La legislación y las normativas rigurosas de Chile requieren que se determine con precisión el origen de cualquier fallo en la cadena logística, en concreto en lo relacionado con las pruebas sobre casos de garantía de productos. Las auditorías rigurosas aumentan la presión sobre los transportistas ya que los fabricantes y los productores intentan de forma constante imponer controles de calidad más estrictos durante el movimiento y el almacenamiento de mercancías y cierran las lagunas entre la producción y el comercio de manera más eficaz que antes. Las normas de seguridad relativas a higiene, el seguimiento de los lotes y la documentación son objeto de un control muy riguroso. En el caso de los productos de alimentación, la trazabilidad es total.

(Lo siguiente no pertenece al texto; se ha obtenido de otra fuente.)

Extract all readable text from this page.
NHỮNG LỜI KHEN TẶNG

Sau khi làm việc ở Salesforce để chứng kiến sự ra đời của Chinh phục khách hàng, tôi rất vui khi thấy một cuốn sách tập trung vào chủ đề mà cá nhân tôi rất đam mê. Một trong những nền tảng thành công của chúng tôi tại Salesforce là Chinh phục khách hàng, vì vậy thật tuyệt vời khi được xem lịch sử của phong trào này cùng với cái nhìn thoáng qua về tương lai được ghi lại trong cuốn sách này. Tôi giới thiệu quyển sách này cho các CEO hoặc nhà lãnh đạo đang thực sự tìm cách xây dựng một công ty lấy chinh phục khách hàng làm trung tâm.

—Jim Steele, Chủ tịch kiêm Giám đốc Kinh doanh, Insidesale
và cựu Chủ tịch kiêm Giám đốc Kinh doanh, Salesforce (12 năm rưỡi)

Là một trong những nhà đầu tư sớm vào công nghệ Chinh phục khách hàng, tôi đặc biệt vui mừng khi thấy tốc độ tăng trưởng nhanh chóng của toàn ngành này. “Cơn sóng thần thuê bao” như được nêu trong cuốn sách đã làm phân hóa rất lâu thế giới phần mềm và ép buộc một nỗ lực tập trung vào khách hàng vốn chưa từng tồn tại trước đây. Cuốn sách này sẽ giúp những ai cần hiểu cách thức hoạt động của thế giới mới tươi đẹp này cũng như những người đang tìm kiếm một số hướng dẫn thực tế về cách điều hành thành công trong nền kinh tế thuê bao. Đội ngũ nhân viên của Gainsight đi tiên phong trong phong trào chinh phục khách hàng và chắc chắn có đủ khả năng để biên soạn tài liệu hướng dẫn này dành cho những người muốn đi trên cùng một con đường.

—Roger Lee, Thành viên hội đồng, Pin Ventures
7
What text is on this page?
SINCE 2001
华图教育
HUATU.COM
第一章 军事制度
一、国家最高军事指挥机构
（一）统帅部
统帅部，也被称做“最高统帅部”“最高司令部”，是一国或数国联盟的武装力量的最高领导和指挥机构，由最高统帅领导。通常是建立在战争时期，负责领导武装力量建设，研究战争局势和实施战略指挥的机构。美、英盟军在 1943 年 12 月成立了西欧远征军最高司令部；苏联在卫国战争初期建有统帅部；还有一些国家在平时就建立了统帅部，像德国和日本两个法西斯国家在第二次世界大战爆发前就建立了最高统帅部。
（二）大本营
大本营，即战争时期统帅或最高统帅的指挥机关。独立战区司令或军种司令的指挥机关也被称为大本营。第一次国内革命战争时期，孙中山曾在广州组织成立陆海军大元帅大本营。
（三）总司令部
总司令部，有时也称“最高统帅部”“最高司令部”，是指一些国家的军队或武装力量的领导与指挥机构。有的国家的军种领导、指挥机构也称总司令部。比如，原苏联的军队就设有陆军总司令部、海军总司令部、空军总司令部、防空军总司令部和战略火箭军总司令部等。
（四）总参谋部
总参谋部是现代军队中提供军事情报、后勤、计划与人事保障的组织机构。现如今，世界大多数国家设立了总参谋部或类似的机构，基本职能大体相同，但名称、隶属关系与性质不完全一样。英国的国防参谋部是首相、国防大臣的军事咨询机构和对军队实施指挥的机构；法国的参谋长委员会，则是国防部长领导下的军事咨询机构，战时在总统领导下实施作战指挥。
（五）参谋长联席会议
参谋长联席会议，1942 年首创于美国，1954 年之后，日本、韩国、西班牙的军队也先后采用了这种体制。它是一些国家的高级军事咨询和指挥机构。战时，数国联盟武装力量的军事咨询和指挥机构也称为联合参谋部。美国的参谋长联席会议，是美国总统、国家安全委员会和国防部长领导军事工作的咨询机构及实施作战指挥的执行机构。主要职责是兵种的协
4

El control de plagas es un componente crítico y a menudo subestimado de la logística y distribución. En este sector, que maneja grandes volúmenes de productos a través de una compleja cadena de suministro (almacenes, centros de distribución, vehículos de transporte), la presencia de plagas no solo implica un problema de higiene, sino una amenaza directa a la integridad de la mercancía, el cumplimiento normativo y la eficiencia operativa.
Una infestación puede tener consecuencias devastadoras que van más allá del daño físico a los productos:
Daño Físico y Pérdida de Inventario: Roedores (ratas y ratones) e insectos (gorgojos, polillas, cucarachas) causan daños directos al consumir o contaminar alimentos, piensos, y al roer embalajes y estructuras. Esto resulta en el descarte total de lotes y grandes pérdidas económicas.
Contaminación y Riesgo Biológico: Las plagas son vectores de agentes patógenos (bacterias, virus). En la distribución de alimentos, productos farmacéuticos o cosméticos, esto genera un riesgo directo de contaminación cruzada inaceptable para la salud pública y un incumplimiento de la inocuidad alimentaria.
Compromiso de la Infraestructura: Roedores pueden dañar el cableado eléctrico y los sistemas de alarma e iluminación, provocando cortocircuitos (riesgo de incendio) e interrupciones operativas críticas en los centros de distribución.
Incumplimiento Normativo y Auditorías: Las normativas de calidad y seguridad (como HACCP, ISO 22000, o las exigencias de clientes minoristas) requieren un programa de Manejo Integrado de Plagas (MIP) documentado y validado. Fallar en esto puede resultar en sanciones, multas o la pérdida de la licencia de operación.
Impacto en la Reputación: Un cliente que recibe un producto dañado o contaminado por plagas puede generar una crisis de imagen de marca y la pérdida de la confianza del consumidor y socios comerciales.